Prontuário médico e IML: CFM reforça limites legais e éticos no acesso a dados do paciente

O Conselho Federal de Medicina consolidou um entendimento importante que impacta diretamente a rotina médica e hospitalar: não é permitido enviar prontuários médicos diretamente ao Instituto Médico-Legal (IML) quando a solicitação parte de autoridades policiais ou do Ministério Público, sem autorização do paciente ou decisão judicial.

A orientação foi formalizada no Parecer nº 12/2026 e reforça um ponto essencial que muitos profissionais ainda tratam com dúvida no dia a dia: o prontuário é um documento sigiloso e pertence ao paciente.

O prontuário médico não é um documento comum

Diferente de outros registros administrativos, o prontuário contém:

  • Informações clínicas sensíveis
  • Histórico de saúde
  • Diagnósticos e hipóteses
  • Dados pessoais e íntimos

Por isso, ele está diretamente ligado a direitos fundamentais, como:

  • Direito à intimidade
  • Direito à vida privada
  • Direito à confidencialidade

Esses direitos são protegidos pela Constituição e também pelas normas éticas da medicina.

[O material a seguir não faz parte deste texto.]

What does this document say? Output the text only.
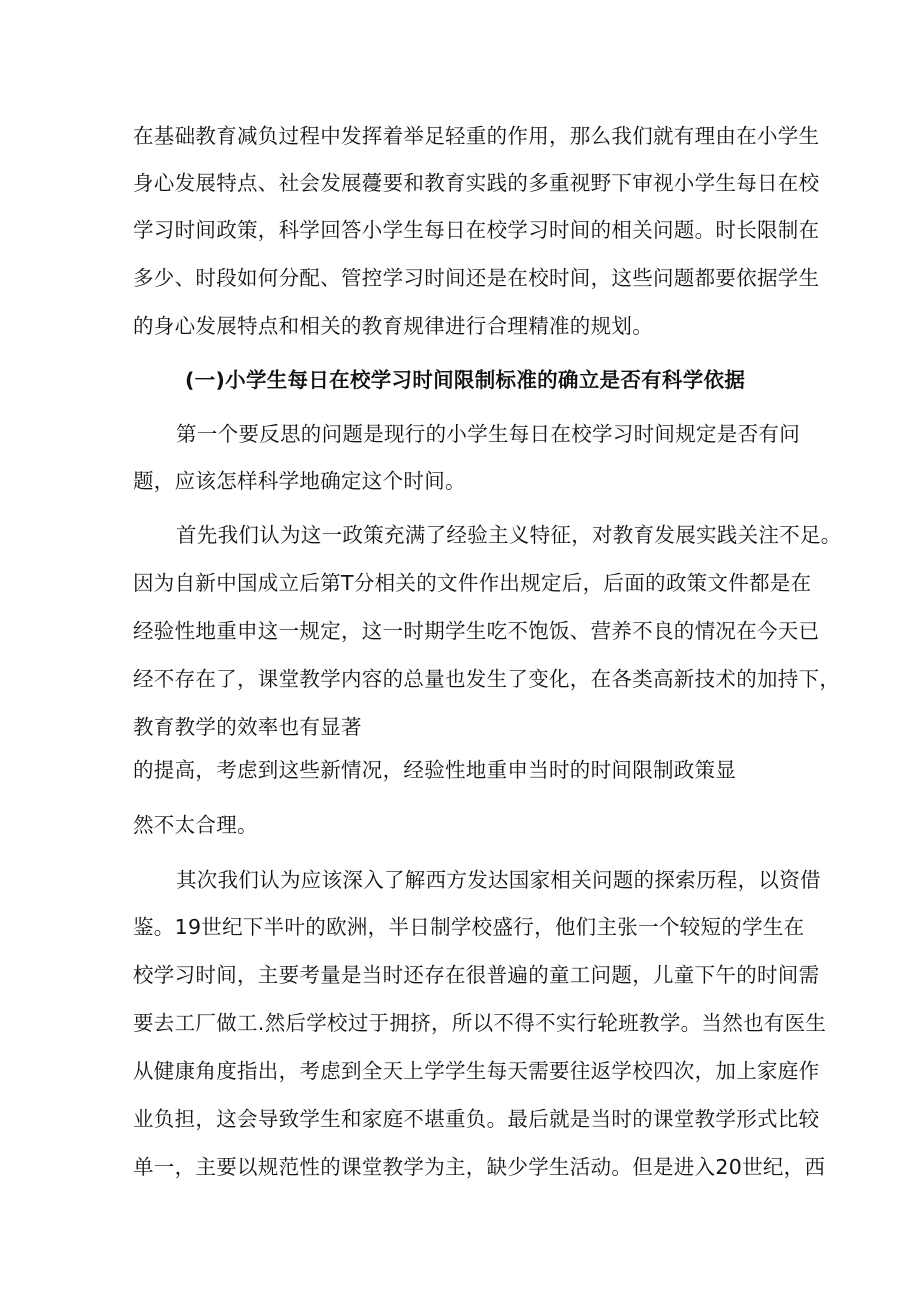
在基础教育减负过程中发挥着举足轻重的作用，那么我们就有理由在小学生
身心发展特点、社会发展蘉要和教育实践的多重视野下审视小学生每日在校
学习时间政策，科学回答小学生每日在校学习时间的相关问题。时长限制在
多少、时段如何分配、管控学习时间还是在校时间，这些问题都要依据学生
的身心发展特点和相关的教育规律进行合理精准的规划。
(一)小学生每日在校学习时间限制标准的确立是否有科学依据
第一个要反思的问题是现行的小学生每日在校学习时间规定是否有问
题，应该怎样科学地确定这个时间。
首先我们认为这一政策充满了经验主义特征，对教育发展实践关注不足。
因为自新中国成立后第T分相关的文件作出规定后，后面的政策文件都是在
经验性地重申这一规定，这一时期学生吃不饱饭、营养不良的情况在今天已
经不存在了，课堂教学内容的总量也发生了变化，在各类高新技术的加持下，
教育教学的效率也有显著
的提高，考虑到这些新情况，经验性地重申当时的时间限制政策显
然不太合理。
其次我们认为应该深入了解西方发达国家相关问题的探索历程，以资借
鉴。19世纪下半叶的欧洲，半日制学校盛行，他们主张一个较短的学生在
校学习时间，主要考量是当时还存在很普遍的童工问题，儿童下午的时间需
要去工厂做工.然后学校过于拥挤，所以不得不实行轮班教学。当然也有医生
从健康角度指出，考虑到全天上学学生每天需要往返学校四次，加上家庭作
业负担，这会导致学生和家庭不堪重负。最后就是当时的课堂教学形式比较
单一，主要以规范性的课堂教学为主，缺少学生活动。但是进入20世纪，西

Nem polícia nem Ministério Público têm acesso irrestrito

Um dos pontos mais relevantes do parecer é esclarecer que o chamado “poder de requisição” das autoridades não é absoluto.

Na prática:

  • A polícia não pode simplesmente exigir o prontuário
  • O Ministério Público também não pode obter acesso direto sem limites

Para acessar esses dados, é necessário:

  • Autorização expressa do paciente (ou representante legal)
    ou
  • Ordem judicial específica

Esse princípio é conhecido no Direito como reserva de jurisdição, ou seja, determinadas informações só podem ser acessadas com controle do Poder Judiciário.

IML também está sujeito às mesmas regras

Um ponto que gera confusão é o fato de o Instituto Médico-Legal ser composto por médicos.

Mas o parecer deixa claro: O fato de o destinatário ser médico não elimina o sigilo

O sigilo não pertence ao profissional, e sim ao paciente.

Portanto, o envio direto de prontuários ao IML, sem autorização ou decisão judicial, configura:

  • Violação ética
  • Possível irregularidade jurídica

Quando o prontuário pode ser fornecido

O fornecimento do prontuário é permitido em duas hipóteses principais:

  1. Com autorização do paciente
    • Deve ser expressa
    • Pode ter limites (ex: apenas parte do prontuário)
  2. Por determinação judicial
    • Com análise da necessidade da prova
    • Com definição do que pode ser acessado

Fora dessas situações, o envio não é considerado adequado.

E nos casos de crimes graves?

O parecer também faz uma distinção importante: Comunicar o crime ≠ entregar o prontuário

Em situações como:

  • Violência doméstica
  • Abuso sexual
  • Violência contra crianças e adolescentes

O médico tem dever legal de notificar as autoridades competentes.

Mas isso não significa que pode entregar automaticamente todo o prontuário.

A comunicação do fato é obrigatória.
O acesso ao conteúdo clínico continua sujeito às regras de sigilo.

O risco para o médico

Muitos profissionais, na tentativa de colaborar com investigações, acabam adotando condutas que podem gerar problemas:

  • Entregar prontuário sem autorização
  • Compartilhar informações completas sem necessidade
  • Não registrar adequadamente a solicitação

Essas situações podem levar a:

  • Responsabilização ética
  • Questionamentos judiciais
  • Violação de sigilo profissional

Como o médico deve agir na prática

Diante de uma solicitação de prontuário, o caminho mais seguro é:

  • Verificar se há autorização do paciente
  • Confirmar se existe ordem judicial
  • Encaminhar o caso ao jurídico da instituição, se necessário
  • Registrar tudo no prontuário ou sistema interno

Agir com cautela não é resistência, é proteção.

Conclusão

O parecer do CFM reforça um princípio essencial da medicina: O sigilo é do paciente, e deve ser protegido, mesmo diante de investigações.

Na prática, isso exige do médico mais atenção e segurança na tomada de decisões fora do campo clínico.

Colaborar com a Justiça é importante.
Mas respeitar os limites legais e éticos é indispensável.

E, nesse cenário, uma coisa fica clara: proteger o prontuário é também proteger o paciente, e o próprio médico.